27. 12月 2010 · (8) 三大ヴァイオリン協奏曲雑感 はコメントを受け付けていません。 · Categories: 聖フィル♥コラム · Tags: , , , , , ,

最も人気のあるヴァイオリン協奏曲と言えば、やはりメンデルスゾーン。曲の開始直後に独奏ヴァイオリンが歌い始める、哀愁を帯びた第一主題、ぞくぞくしますよね。前回の演奏会で聖フィルが有森先生と共演させていただいた第1番のピアノ協奏曲を含め、メンデルスゾーンは他にも協奏曲を作曲しているのに、メンデルスゾーンの協奏曲と言えばこのヴァイオリン協奏曲。『メンコン(メンデルスゾーンのコンチェルト=協奏曲)』と呼ばれています。

でも最近、三大ヴァイオリン協奏曲の中にメンデルスゾーンが含まれているのを見ると、ちょっと待って!と言いたくなります。なぜなら、三大ヴァイオリン協奏曲は

  • ベートーヴェン
  • ブラームス
  • チャイコフスキー

のコンチェルトだったはずです。

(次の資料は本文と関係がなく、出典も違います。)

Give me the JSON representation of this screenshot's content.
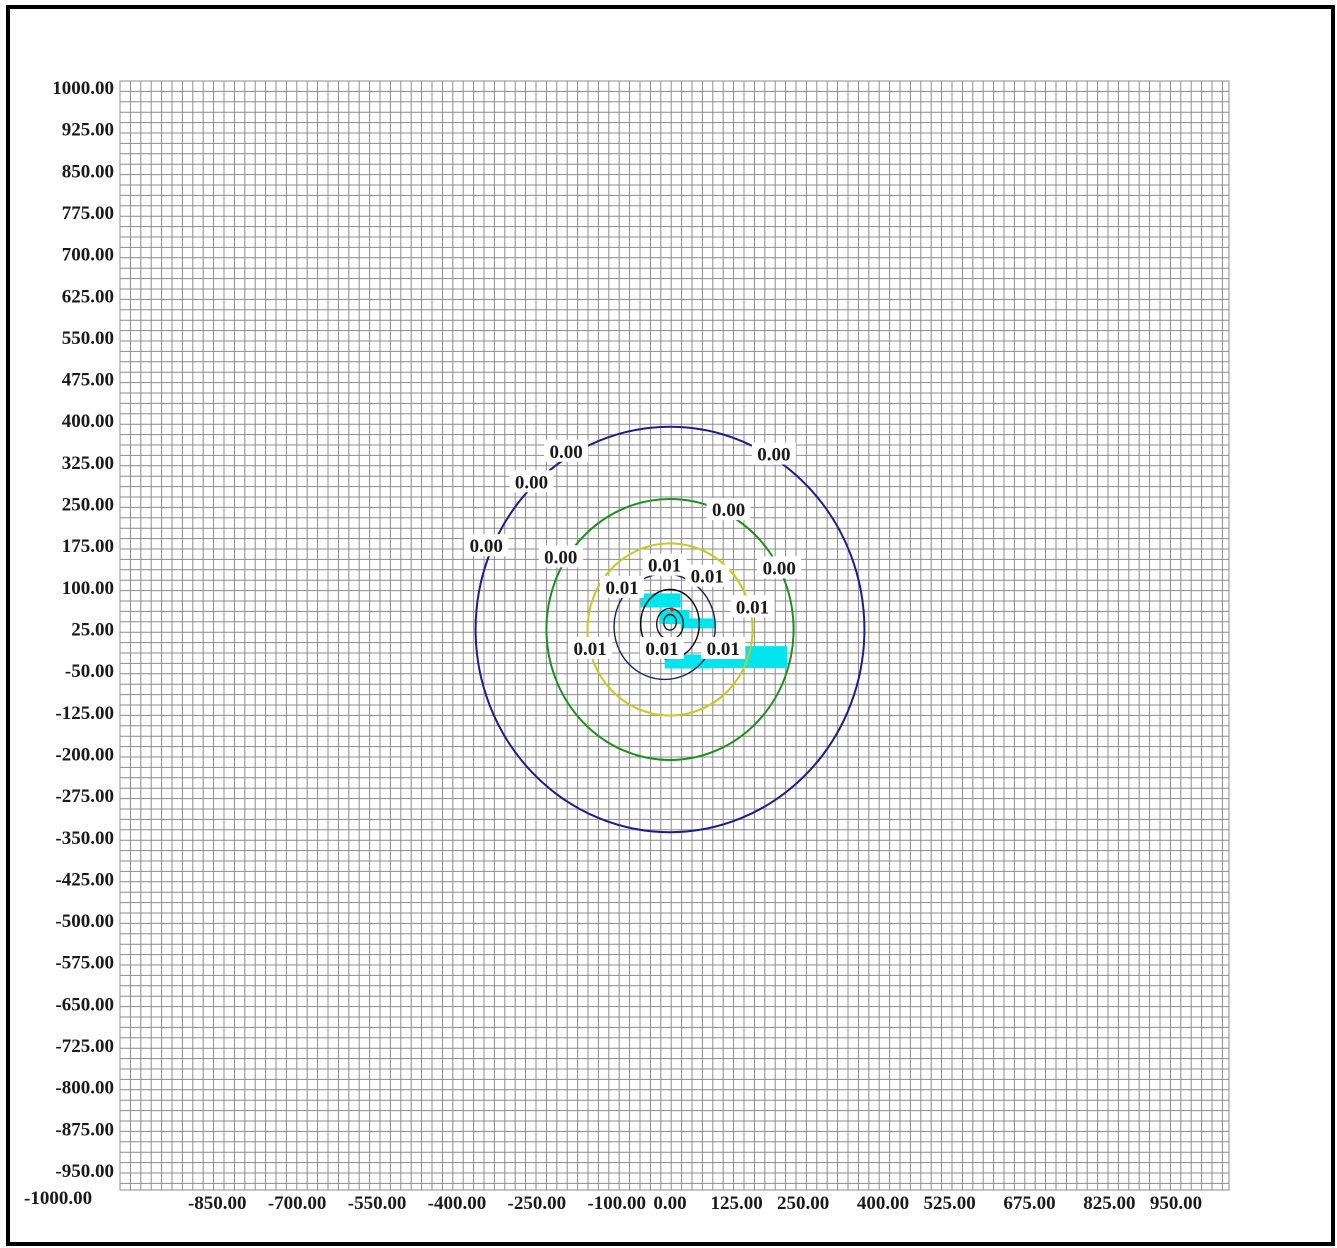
{
  "chart_data": {
    "type": "contour",
    "title": "",
    "xlabel": "",
    "ylabel": "",
    "xlim": [
      -1000,
      1000
    ],
    "ylim": [
      -1000,
      1000
    ],
    "grid": true,
    "x_tick_labels": [
      "-1000.00",
      "-850.00",
      "-700.00",
      "-550.00",
      "-400.00",
      "-250.00",
      "-100.00",
      "0.00",
      "125.00",
      "250.00",
      "400.00",
      "525.00",
      "675.00",
      "825.00",
      "950.00"
    ],
    "x_tick_values": [
      -1000,
      -850,
      -700,
      -550,
      -400,
      -250,
      -100,
      0,
      125,
      250,
      400,
      525,
      675,
      825,
      950
    ],
    "y_tick_labels": [
      "1000.00",
      "925.00",
      "850.00",
      "775.00",
      "700.00",
      "625.00",
      "550.00",
      "475.00",
      "400.00",
      "325.00",
      "250.00",
      "175.00",
      "100.00",
      "25.00",
      "-50.00",
      "-125.00",
      "-200.00",
      "-275.00",
      "-350.00",
      "-425.00",
      "-500.00",
      "-575.00",
      "-650.00",
      "-725.00",
      "-800.00",
      "-875.00",
      "-950.00"
    ],
    "y_tick_values": [
      1000,
      925,
      850,
      775,
      700,
      625,
      550,
      475,
      400,
      325,
      250,
      175,
      100,
      25,
      -50,
      -125,
      -200,
      -275,
      -350,
      -425,
      -500,
      -575,
      -650,
      -725,
      -800,
      -875,
      -950
    ],
    "source_center": [
      0,
      25
    ],
    "contours": [
      {
        "level": "0.00",
        "color": "#1c1c8c",
        "rx": 365,
        "ry": 365,
        "cx": 0,
        "cy": 25
      },
      {
        "level": "0.00",
        "color": "#1e8f1e",
        "rx": 232,
        "ry": 235,
        "cx": 0,
        "cy": 25
      },
      {
        "level": "0.01",
        "color": "#c8c81e",
        "rx": 155,
        "ry": 155,
        "cx": 0,
        "cy": 25
      },
      {
        "level": "0.01",
        "color": "#202060",
        "rx": 95,
        "ry": 95,
        "cx": -10,
        "cy": 30
      },
      {
        "level": "0.01",
        "color": "#000000",
        "rx": 55,
        "ry": 62,
        "cx": 0,
        "cy": 35
      },
      {
        "level": "0.01",
        "color": "#1a1a1a",
        "rx": 25,
        "ry": 28,
        "cx": 0,
        "cy": 35
      },
      {
        "level": "0.01",
        "color": "#1a1a1a",
        "rx": 12,
        "ry": 14,
        "cx": 0,
        "cy": 38
      }
    ],
    "contour_labels": [
      {
        "text": "0.00",
        "x": -195,
        "y": 345
      },
      {
        "text": "0.00",
        "x": -260,
        "y": 290
      },
      {
        "text": "0.00",
        "x": 195,
        "y": 340
      },
      {
        "text": "0.00",
        "x": -345,
        "y": 175
      },
      {
        "text": "0.00",
        "x": -205,
        "y": 155
      },
      {
        "text": "0.00",
        "x": 110,
        "y": 240
      },
      {
        "text": "0.00",
        "x": 205,
        "y": 135
      },
      {
        "text": "0.01",
        "x": -10,
        "y": 140
      },
      {
        "text": "0.01",
        "x": 70,
        "y": 120
      },
      {
        "text": "0.01",
        "x": -90,
        "y": 100
      },
      {
        "text": "0.01",
        "x": 155,
        "y": 65
      },
      {
        "text": "0.01",
        "x": -150,
        "y": -10
      },
      {
        "text": "0.01",
        "x": -15,
        "y": -10
      },
      {
        "text": "0.01",
        "x": 100,
        "y": -10
      }
    ],
    "colors": {
      "grid": "#8c8c8c",
      "highlight": "#00e5ee",
      "marker": "#e02020"
    }
  }
}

この3人は、生涯に1曲しかヴァイオリン協奏曲を作曲していません。また、それらがすべてニ長調であることも共通しています。

3人がニ長調でヴァイオリン協奏曲を作ったのは、単なる偶然ではありません。シャープが2つ付くニ長調は、ヴァイオリンの解放弦(そ、れ、ら、み)を全て含んでいて演奏しやすく、しかも倍音が最も豊かに響くため、ヴァイオリン協奏曲に最適なのです。

個人的には、メンコンも含めるのなら、チャイコフスキーを省いたりせずに、四大ヴァイオリン協奏曲と言ってほしいなあと思います。

ちなみに、メンデルスゾーンが選んだシャープ1つのホ短調やト長調、シャープ3つのホ長調も、ヴァイオリン協奏曲の調として良く使われます。逆にフラット系は、ヴァイオリンにはあまりありがたくないのですが、フラット1つのニ短調は、ラロの《スペイン交響曲》(タイトルは交響曲ですが、実際にはヴァイオリン協奏曲)や、シベリウスの協奏曲などに使われています。ニ短調で始まっても、終楽章をヴァイオリンに最適なニ長調で締めくくれるからでしょう。

ブルッフの1番のようなフラット2つの調のヴァイオリン協奏曲は、(モーツァルトの1番などの例もありますが)かなり珍しいと言えます。でもブルッフも、ト短調で始まった1番の3楽章をシャープ系のト長調で作曲し、華やかに締めくくっています。ヴァイオリンが響きやすいとは言えないフラット系を使った前半とのコントラストが、見事ですね。